A week of fierce fighting between anti-communist insurgents and Afghan government forces holding the strategic city of Jalalabad has killed scores of people and wounded hundreds, a guerrilla spokesman said Saturday.
Guerrillas blasted Jalalabad in a relentless attack with long-range rockets and heavy artillery, said Mohammed Shoaib of the Jamaat-i-Islami insurgent group.
Jalalabad is seen by the guerrillas as a stepping stone to the capital of Kabul, 75 miles to the west.

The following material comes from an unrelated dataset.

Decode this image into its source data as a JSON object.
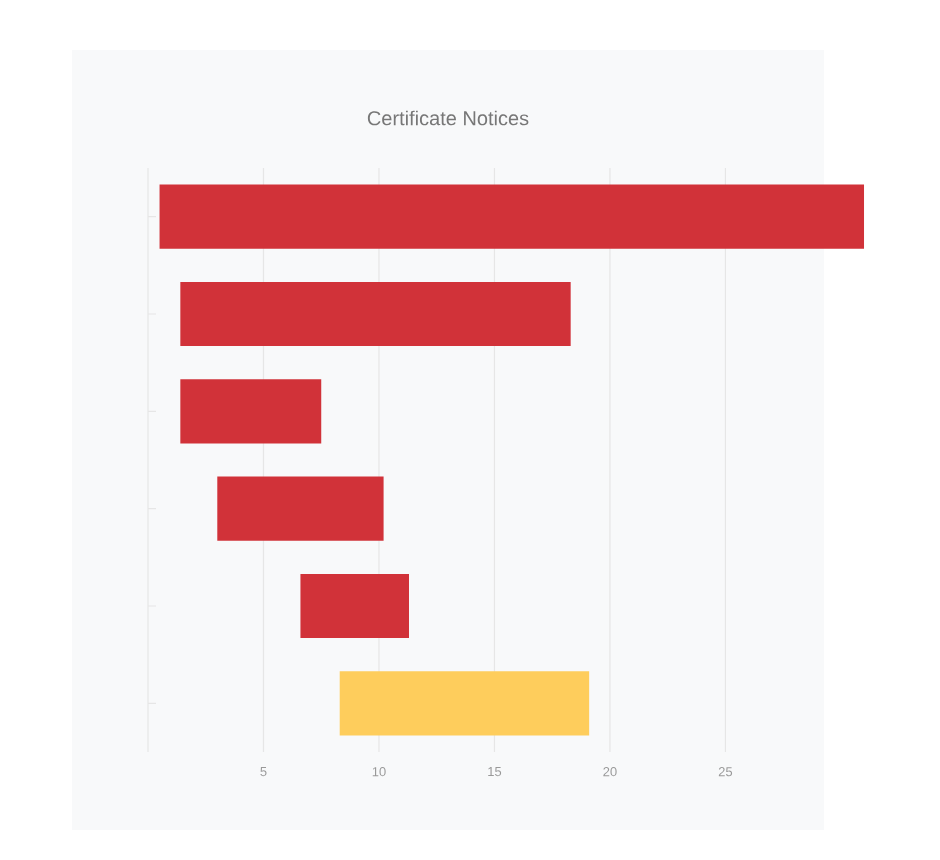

Several guerrilla sources said the insurgents now control a key government garrison on the outskirts of Jalalabad, which is 45 miles west of the border with Pakistan where many guerrilla groups are based.
The guerrillas captured as many as 500 government troops in the battle for the post, said Naeem Majrooh of the Afghan Information Center, which opposes the Marxist government. He said casualty figures “are very high.”
The government of Afghan President Najibullah said 1,500 guerrillas had been killed in the week’s fighting around Jalalabad.
In Moscow, Boris N. Yeltsin, the former Moscow Communist Party chief, said in a speech Saturday that only four men made the fateful decision in 1979 to send Soviet troops into Afghanistan: President Leonid I. Brezhnev, Defense Minister Dmitri F. Ustinov, Foreign Minister Andrei A. Gromyko and Politburo ideologist Mikhail A. Suslov.
He said that Brezhnev, Gromyko, Ustinov and Suslov made the fateful decision “and then told the Politburo.”
Yeltsin, who was demoted from Moscow party chief after criticizing the party leadership, was the first official to name the individuals involved in the decision, which led to the deaths of 15,000 Soviet troops. It had long been believed that only a few top officials were involved.